There’s also an equities portion to that work. So if you have individuals who are working more on the remote side, or more on the office side, how do you make sure that their interaction with the firm is roughly equivalent? Research from prior to the COVID-19 pandemic showed that being in the office has benefits, like increased chances of promotion and higher pay and bonuses.

We conducted a survey of people from across both public and private industry for some of these questions. For example, we’ve talked to people inside of state governments across the country who are responsible for the transition to hybrid work. And we’ve talked to folks outside of the IT sector with regard to how they think about cyber risk and their M&A infrastructure.

It’s about trying to get a handle on these new phenomena that companies are having to wrestle with. The companies have demonstrated foresight that this is something they’re going to have to deal with this, so let’s start thinking about it now, before it’s a problem for us down the road.

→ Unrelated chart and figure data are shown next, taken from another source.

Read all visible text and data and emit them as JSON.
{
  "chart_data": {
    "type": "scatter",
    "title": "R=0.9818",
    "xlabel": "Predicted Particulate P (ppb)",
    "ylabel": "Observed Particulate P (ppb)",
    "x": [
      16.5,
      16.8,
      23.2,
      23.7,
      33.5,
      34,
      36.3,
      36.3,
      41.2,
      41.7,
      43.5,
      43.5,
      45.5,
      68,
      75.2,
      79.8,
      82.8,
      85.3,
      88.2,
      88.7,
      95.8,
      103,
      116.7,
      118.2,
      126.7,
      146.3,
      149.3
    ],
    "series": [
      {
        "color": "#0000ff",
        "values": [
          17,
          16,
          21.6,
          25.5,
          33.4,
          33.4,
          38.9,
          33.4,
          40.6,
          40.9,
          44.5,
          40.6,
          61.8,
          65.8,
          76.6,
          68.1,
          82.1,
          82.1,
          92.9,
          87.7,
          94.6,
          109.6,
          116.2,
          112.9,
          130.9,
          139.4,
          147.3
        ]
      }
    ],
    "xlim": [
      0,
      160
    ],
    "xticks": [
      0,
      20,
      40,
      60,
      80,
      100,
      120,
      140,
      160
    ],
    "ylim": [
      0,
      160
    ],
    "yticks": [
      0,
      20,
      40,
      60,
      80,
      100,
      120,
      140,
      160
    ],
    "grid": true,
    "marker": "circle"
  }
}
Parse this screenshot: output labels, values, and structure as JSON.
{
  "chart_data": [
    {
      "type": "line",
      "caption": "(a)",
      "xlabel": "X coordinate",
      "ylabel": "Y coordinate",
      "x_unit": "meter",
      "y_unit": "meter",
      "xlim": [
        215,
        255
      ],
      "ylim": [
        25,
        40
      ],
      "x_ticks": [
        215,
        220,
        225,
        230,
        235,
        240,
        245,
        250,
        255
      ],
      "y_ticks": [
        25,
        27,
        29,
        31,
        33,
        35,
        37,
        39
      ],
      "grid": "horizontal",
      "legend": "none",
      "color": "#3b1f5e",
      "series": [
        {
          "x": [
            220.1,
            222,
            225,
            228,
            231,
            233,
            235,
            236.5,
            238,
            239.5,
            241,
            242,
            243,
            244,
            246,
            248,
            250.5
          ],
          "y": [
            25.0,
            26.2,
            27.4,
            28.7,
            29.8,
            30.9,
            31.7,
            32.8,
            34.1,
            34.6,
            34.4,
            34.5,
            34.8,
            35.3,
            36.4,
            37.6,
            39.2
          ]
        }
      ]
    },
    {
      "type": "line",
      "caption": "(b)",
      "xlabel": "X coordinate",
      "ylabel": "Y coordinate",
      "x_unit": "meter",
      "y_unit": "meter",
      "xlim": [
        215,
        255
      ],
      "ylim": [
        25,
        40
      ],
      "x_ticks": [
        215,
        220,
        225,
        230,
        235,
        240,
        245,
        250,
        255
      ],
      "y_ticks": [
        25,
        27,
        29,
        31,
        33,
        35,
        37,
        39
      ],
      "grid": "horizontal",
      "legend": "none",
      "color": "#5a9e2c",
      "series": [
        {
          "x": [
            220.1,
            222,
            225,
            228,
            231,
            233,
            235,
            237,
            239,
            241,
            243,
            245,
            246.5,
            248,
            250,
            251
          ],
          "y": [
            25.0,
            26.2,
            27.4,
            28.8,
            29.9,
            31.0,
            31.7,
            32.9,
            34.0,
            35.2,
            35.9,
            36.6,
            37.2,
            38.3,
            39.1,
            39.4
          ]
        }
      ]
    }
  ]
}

I will also be supporting work at the intersection of emerging technologies and governance issues in line with my research interests outlined above.

What brought you to CLTC to pursue your research?

I’ve been affiliated with CLTC since its inception. I was part of the first cybersecurity reading group and I’ve been a grantee, and I have stayed involved with the center throughout my graduate studies. CLTC thinks about not only the short-term challenges that, in some respects, can be very technical, but it also looks down the road to ask, how might we best mitigate challenge X, Y, or Z? That’s something I’ve always appreciated. Methodologically, I appreciate the scenario analysis and futures studies approaches implemented by CLTC. I’m also keen to understand the equities of private industry in this space, given that much of my work has focused on governments.